If your goal is to build quality mass, you simply can't beat those big three. For most people, they're enough.
* Ratings as of article's date of publication
Question 3 Which supplement can be especially helpful for beginners?
The big three are the place to start, but from there, you can start to specialize a little. For instance, people who are novices in the gym are going to experience a lot of muscle damage. HMB, which is a metabolite of the branched-chain amino acid leucine, has been shown to help speed up the recovery of muscle to training-induced damage.
But there's a catch: You need to do the damage in order for it to work. What this means is that if someone takes HMB—or creatine, or any other supplement—and thinks "I'm going to get huge," but then trains like a pansy, it's not going to happen. But if they push it in the gym and they constantly change their workouts and push themselves to the limit, that's when a supplement is going to help.
Bodybuilding supplements only work if you do. If you don't train intensely and have anything to recover from, then why are you supplementing? You need to get your behind in gear and start training intensely first. That's a takeaway I want to get across to everyone: Supplements interact with the training stimulus.
Question 4 Are supplement companies all the same?

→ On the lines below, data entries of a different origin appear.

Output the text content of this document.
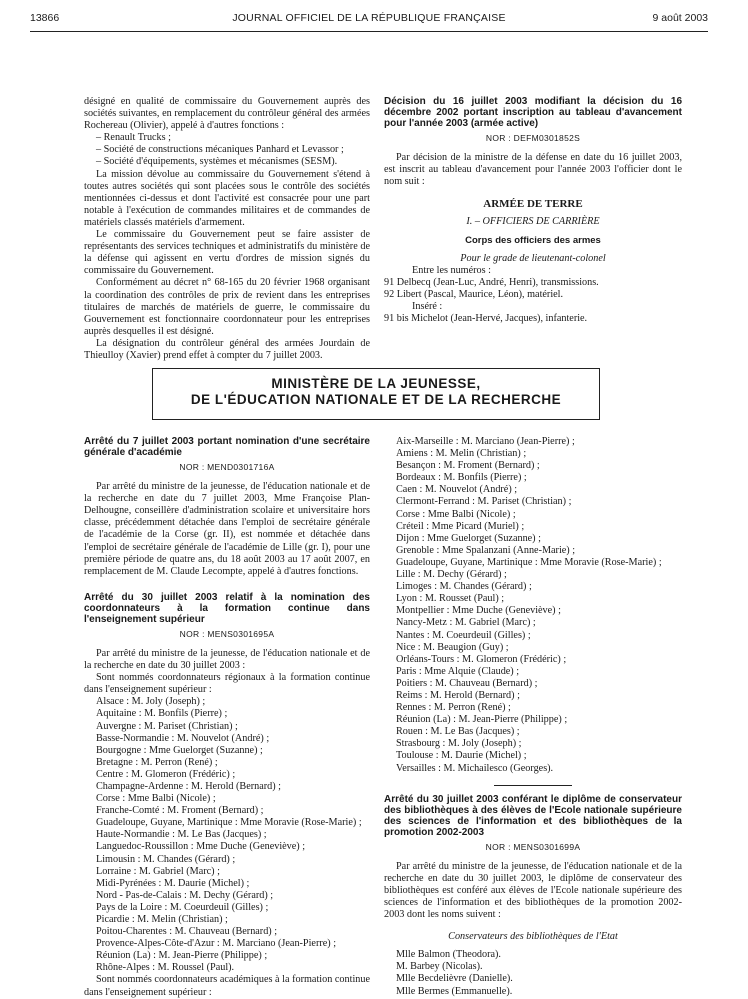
13866	JOURNAL OFFICIEL DE LA RÉPUBLIQUE FRANÇAISE	9 août 2003

désigné en qualité de commissaire du Gouvernement auprès des sociétés suivantes, en remplacement du contrôleur général des armées Rochereau (Olivier), appelé à d'autres fonctions :

– Renault Trucks ;

– Société de constructions mécaniques Panhard et Levassor ;

– Société d'équipements, systèmes et mécanismes (SESM).

La mission dévolue au commissaire du Gouvernement s'étend à toutes autres sociétés qui sont placées sous le contrôle des sociétés mentionnées ci-dessus et dont l'activité est consacrée pour une part notable à l'exécution de commandes militaires et de commandes de matériels classés matériels d'armement.

Le commissaire du Gouvernement peut se faire assister de représentants des services techniques et administratifs du ministère de la défense qui agissent en vertu d'ordres de mission signés du commissaire du Gouvernement.

Conformément au décret n° 68-165 du 20 février 1968 organisant la coordination des contrôles de prix de revient dans les entreprises titulaires de marchés de matériels de guerre, le commissaire du Gouvernement est fonctionnaire coordonnateur pour les entreprises auprès desquelles il est désigné.

La désignation du contrôleur général des armées Jourdain de Thieulloy (Xavier) prend effet à compter du 7 juillet 2003.

Décision du 16 juillet 2003 modifiant la décision du 16 décembre 2002 portant inscription au tableau d'avancement pour l'année 2003 (armée active)

NOR : DEFM0301852S

Par décision de la ministre de la défense en date du 16 juillet 2003, est inscrit au tableau d'avancement pour l'année 2003 l'officier dont le nom suit :

ARMÉE DE TERRE

I. – OFFICIERS DE CARRIÈRE

Corps des officiers des armes

Pour le grade de lieutenant-colonel

Entre les numéros :

91 Delbecq (Jean-Luc, André, Henri), transmissions.

92 Libert (Pascal, Maurice, Léon), matériel.

Inséré :

91 bis Michelot (Jean-Hervé, Jacques), infanterie.

MINISTÈRE DE LA JEUNESSE,
DE L'ÉDUCATION NATIONALE ET DE LA RECHERCHE

Arrêté du 7 juillet 2003 portant nomination d'une secrétaire générale d'académie

NOR : MEND0301716A

Par arrêté du ministre de la jeunesse, de l'éducation nationale et de la recherche en date du 7 juillet 2003, Mme Françoise Plan-Delhougne, conseillère d'administration scolaire et universitaire hors classe, précédemment détachée dans l'emploi de secrétaire générale de l'académie de la Corse (gr. II), est nommée et détachée dans l'emploi de secrétaire générale de l'académie de Lille (gr. I), pour une première période de quatre ans, du 18 août 2003 au 17 août 2007, en remplacement de M. Claude Lecompte, appelé à d'autres fonctions.

Arrêté du 30 juillet 2003 relatif à la nomination des coordonnateurs à la formation continue dans l'enseignement supérieur

NOR : MENS0301695A

Par arrêté du ministre de la jeunesse, de l'éducation nationale et de la recherche en date du 30 juillet 2003 :

Sont nommés coordonnateurs régionaux à la formation continue dans l'enseignement supérieur :

Alsace : M. Joly (Joseph) ;

Aquitaine : M. Bonfils (Pierre) ;

Auvergne : M. Pariset (Christian) ;

Basse-Normandie : M. Nouvelot (André) ;

Bourgogne : Mme Guelorget (Suzanne) ;

Bretagne : M. Perron (René) ;

Centre : M. Glomeron (Frédéric) ;

Champagne-Ardenne : M. Herold (Bernard) ;

Corse : Mme Balbi (Nicole) ;

Franche-Comté : M. Froment (Bernard) ;

Guadeloupe, Guyane, Martinique : Mme Moravie (Rose-Marie) ;

Haute-Normandie : M. Le Bas (Jacques) ;

Languedoc-Roussillon : Mme Duche (Geneviève) ;

Limousin : M. Chandes (Gérard) ;

Lorraine : M. Gabriel (Marc) ;

Midi-Pyrénées : M. Daurie (Michel) ;

Nord - Pas-de-Calais : M. Dechy (Gérard) ;

Pays de la Loire : M. Coeurdeuil (Gilles) ;

Picardie : M. Melin (Christian) ;

Poitou-Charentes : M. Chauveau (Bernard) ;

Provence-Alpes-Côte-d'Azur : M. Marciano (Jean-Pierre) ;

Réunion (La) : M. Jean-Pierre (Philippe) ;

Rhône-Alpes : M. Roussel (Paul).

Sont nommés coordonnateurs académiques à la formation continue dans l'enseignement supérieur :

Aix-Marseille : M. Marciano (Jean-Pierre) ;

Amiens : M. Melin (Christian) ;

Besançon : M. Froment (Bernard) ;

Bordeaux : M. Bonfils (Pierre) ;

Caen : M. Nouvelot (André) ;

Clermont-Ferrand : M. Pariset (Christian) ;

Corse : Mme Balbi (Nicole) ;

Créteil : Mme Picard (Muriel) ;

Dijon : Mme Guelorget (Suzanne) ;

Grenoble : Mme Spalanzani (Anne-Marie) ;

Guadeloupe, Guyane, Martinique : Mme Moravie (Rose-Marie) ;

Lille : M. Dechy (Gérard) ;

Limoges : M. Chandes (Gérard) ;

Lyon : M. Rousset (Paul) ;

Montpellier : Mme Duche (Geneviève) ;

Nancy-Metz : M. Gabriel (Marc) ;

Nantes : M. Coeurdeuil (Gilles) ;

Nice : M. Beaugion (Guy) ;

Orléans-Tours : M. Glomeron (Frédéric) ;

Paris : Mme Alquie (Claude) ;

Poitiers : M. Chauveau (Bernard) ;

Reims : M. Herold (Bernard) ;

Rennes : M. Perron (René) ;

Réunion (La) : M. Jean-Pierre (Philippe) ;

Rouen : M. Le Bas (Jacques) ;

Strasbourg : M. Joly (Joseph) ;

Toulouse : M. Daurie (Michel) ;

Versailles : M. Michailesco (Georges).

Arrêté du 30 juillet 2003 conférant le diplôme de conservateur des bibliothèques à des élèves de l'Ecole nationale supérieure des sciences de l'information et des bibliothèques de la promotion 2002-2003

NOR : MENS0301699A

Par arrêté du ministre de la jeunesse, de l'éducation nationale et de la recherche en date du 30 juillet 2003, le diplôme de conservateur des bibliothèques est conféré aux élèves de l'Ecole nationale supérieure des sciences de l'information et des bibliothèques de la promotion 2002-2003 dont les noms suivent :

Conservateurs des bibliothèques de l'Etat

Mlle Balmon (Theodora).

M. Barbey (Nicolas).

Mlle Becdelièvre (Danielle).

Mlle Bermes (Emmanuelle).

Definitely not! When it comes to supplementation, it's all about quality, and that quality only goes as far as the company making the supplement.
One of the things we found in our lab is that, when we test certain supplements, the claims on the back of the label don't always pan out. We've tested proteins that claim to contain 25 grams of high-quality protein per serving, but it's really only 19 or maybe 18 grams—and it was low quality. It had maybe a gram of leucine, and if you read Mass Class Nutrition, you know you need 3 grams of leucine to grow. That means you would have to take 3 servings of that protein to do anything. Your money is more or less wasted in this case.
So do your homework and select a company that has a good reputation, creates high-quality supplements, and just as importantly, does scientific research. There are plenty of companies that just want to talk about old research, but they won't perform research on their own products. I have a lot of respect for companies which are willing to say, "We'll put our products to the test." Stick to those companies, and your money will go a lot further.
Question 5 How should I learn about supplements?
Step one is to be clear about what your goals are, because when it comes to supplementation, it's crucial to individualize. If you don't know what you're aiming for, then you won't train adequately for it, and you'll set yourself up to fail.
Once you've got a goal in place, do your research. Don't just take someone's word for it, whether it's your friend or the guy at a store who tells you, "Oh, bro, you should definitely take this." Take the time to research it yourself, so you know exactly what you're taking and why. Bodybuilding.com is a great place to start, because there are a lot of reputable scientists on the site who take this stuff seriously, and who list sources you can go out and investigate.
This allows you to be your own scientist. No one else knows what you're really working toward, so make your body your laboratory and get to work!